Las estadísticas achacan este buen comportamiento de la actividad al aumento del tráfico de gas natural licuado de petróleo, que ha contribuido al 7,1% del total de los tránsitos del Canal de Panamá y es el segundo mayor segmento después de los contenedores, que con una cuota del 25,4% sigue siendo el tráfico que más optimiza el canal. Además, otro de los objetivos que perseguía la ampliación era beneficiarse del auge de la producción de GNL en EEUU y el interés del mismo en diferentes mercados, tales como Corea del Sur, India, China y Japón. De hecho, los datos aportados por Jesús Martínez indican que, en la actualidad, más del 90% de la flota mundial de buques de GNL pueden transitar por el Canal y todo el GNL que pasa por la ruta panameña proviene de EEUU (93%) y de Trinidad y Tobago (7%), siendo su principal destino Asia, y en concreto, China, donde va a parar el 20% del producto que pasa por Panamá. De continuar esta tendencia, las previsiones de RamónVázquez apuntan que para 2020 será el principal producto que transcurrirá por esta infraestructura.

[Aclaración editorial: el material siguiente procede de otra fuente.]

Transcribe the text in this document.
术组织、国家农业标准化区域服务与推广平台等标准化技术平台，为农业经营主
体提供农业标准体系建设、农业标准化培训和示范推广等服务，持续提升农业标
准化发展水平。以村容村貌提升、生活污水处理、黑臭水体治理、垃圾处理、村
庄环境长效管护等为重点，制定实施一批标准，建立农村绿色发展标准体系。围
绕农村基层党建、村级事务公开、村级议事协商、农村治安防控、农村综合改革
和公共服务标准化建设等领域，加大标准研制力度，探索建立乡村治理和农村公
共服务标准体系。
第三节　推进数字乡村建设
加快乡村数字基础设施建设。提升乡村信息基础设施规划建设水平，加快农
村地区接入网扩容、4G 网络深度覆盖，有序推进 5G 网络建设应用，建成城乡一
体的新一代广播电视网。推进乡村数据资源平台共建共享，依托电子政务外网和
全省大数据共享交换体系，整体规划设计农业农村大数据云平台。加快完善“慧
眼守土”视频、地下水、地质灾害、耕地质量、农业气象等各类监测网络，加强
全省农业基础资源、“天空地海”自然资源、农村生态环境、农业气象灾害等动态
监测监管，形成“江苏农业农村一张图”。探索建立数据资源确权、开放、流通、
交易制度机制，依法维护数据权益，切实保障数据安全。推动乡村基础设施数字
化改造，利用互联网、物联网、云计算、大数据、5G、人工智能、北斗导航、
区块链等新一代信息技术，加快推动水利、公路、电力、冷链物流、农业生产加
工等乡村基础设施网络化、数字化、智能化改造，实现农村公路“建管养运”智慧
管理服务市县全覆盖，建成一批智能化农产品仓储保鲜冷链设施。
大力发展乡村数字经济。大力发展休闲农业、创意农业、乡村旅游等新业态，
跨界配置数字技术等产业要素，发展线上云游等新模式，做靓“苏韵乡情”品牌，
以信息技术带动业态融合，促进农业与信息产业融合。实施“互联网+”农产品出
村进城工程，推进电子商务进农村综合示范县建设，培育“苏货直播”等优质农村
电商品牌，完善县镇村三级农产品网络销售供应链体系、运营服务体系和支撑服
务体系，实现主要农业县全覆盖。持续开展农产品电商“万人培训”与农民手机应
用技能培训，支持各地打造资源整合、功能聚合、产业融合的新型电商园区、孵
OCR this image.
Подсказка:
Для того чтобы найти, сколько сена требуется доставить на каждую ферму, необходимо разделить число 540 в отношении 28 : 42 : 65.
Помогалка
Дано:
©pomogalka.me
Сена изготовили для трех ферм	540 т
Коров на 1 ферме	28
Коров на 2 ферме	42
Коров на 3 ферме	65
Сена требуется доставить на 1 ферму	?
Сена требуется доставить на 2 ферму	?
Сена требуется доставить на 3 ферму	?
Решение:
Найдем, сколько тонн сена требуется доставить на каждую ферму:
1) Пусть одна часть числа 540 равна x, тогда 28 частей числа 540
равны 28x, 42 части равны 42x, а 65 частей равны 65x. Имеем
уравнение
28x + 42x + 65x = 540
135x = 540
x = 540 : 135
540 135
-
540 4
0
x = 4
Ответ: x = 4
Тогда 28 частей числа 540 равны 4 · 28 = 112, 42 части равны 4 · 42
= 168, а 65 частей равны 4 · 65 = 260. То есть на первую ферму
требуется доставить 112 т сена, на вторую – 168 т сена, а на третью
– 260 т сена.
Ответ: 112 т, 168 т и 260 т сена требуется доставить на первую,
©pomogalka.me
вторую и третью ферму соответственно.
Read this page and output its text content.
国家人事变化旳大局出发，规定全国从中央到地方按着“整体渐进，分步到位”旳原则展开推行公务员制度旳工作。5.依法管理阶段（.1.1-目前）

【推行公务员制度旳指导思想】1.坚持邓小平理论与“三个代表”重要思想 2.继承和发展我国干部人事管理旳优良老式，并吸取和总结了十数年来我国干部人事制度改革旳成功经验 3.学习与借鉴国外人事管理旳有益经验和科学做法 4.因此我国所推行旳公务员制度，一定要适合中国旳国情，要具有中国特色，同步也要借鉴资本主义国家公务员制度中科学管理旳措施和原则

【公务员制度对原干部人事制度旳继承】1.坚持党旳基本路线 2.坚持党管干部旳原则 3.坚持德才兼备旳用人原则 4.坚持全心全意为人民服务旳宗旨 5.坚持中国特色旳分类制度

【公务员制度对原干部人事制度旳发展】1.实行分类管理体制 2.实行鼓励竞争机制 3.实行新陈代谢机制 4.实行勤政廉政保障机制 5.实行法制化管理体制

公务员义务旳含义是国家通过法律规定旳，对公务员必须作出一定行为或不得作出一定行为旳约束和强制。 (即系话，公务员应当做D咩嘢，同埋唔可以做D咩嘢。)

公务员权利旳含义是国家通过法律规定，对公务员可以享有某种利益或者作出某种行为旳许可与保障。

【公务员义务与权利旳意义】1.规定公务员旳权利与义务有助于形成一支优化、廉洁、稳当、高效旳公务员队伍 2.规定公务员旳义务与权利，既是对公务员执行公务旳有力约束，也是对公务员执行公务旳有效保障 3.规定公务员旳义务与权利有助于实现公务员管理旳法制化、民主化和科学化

«El tráfico de gas natural licuado de petróleo ha contribuido al 7,1% del total de los tránsitos del Canal de Panamá y es el segundo mayor segmento después de los contenedores»

De todas formas, algunas cuestiones siembran dudas sobre el futuro de esta infraestructura. Alejandro Molins se refiere, en este sentido, a la ralentización del crecimiento del comercio mundial, a los costes y, sobre todo, al desarrollo del nuevo marco comercial en el mercado norteamericano.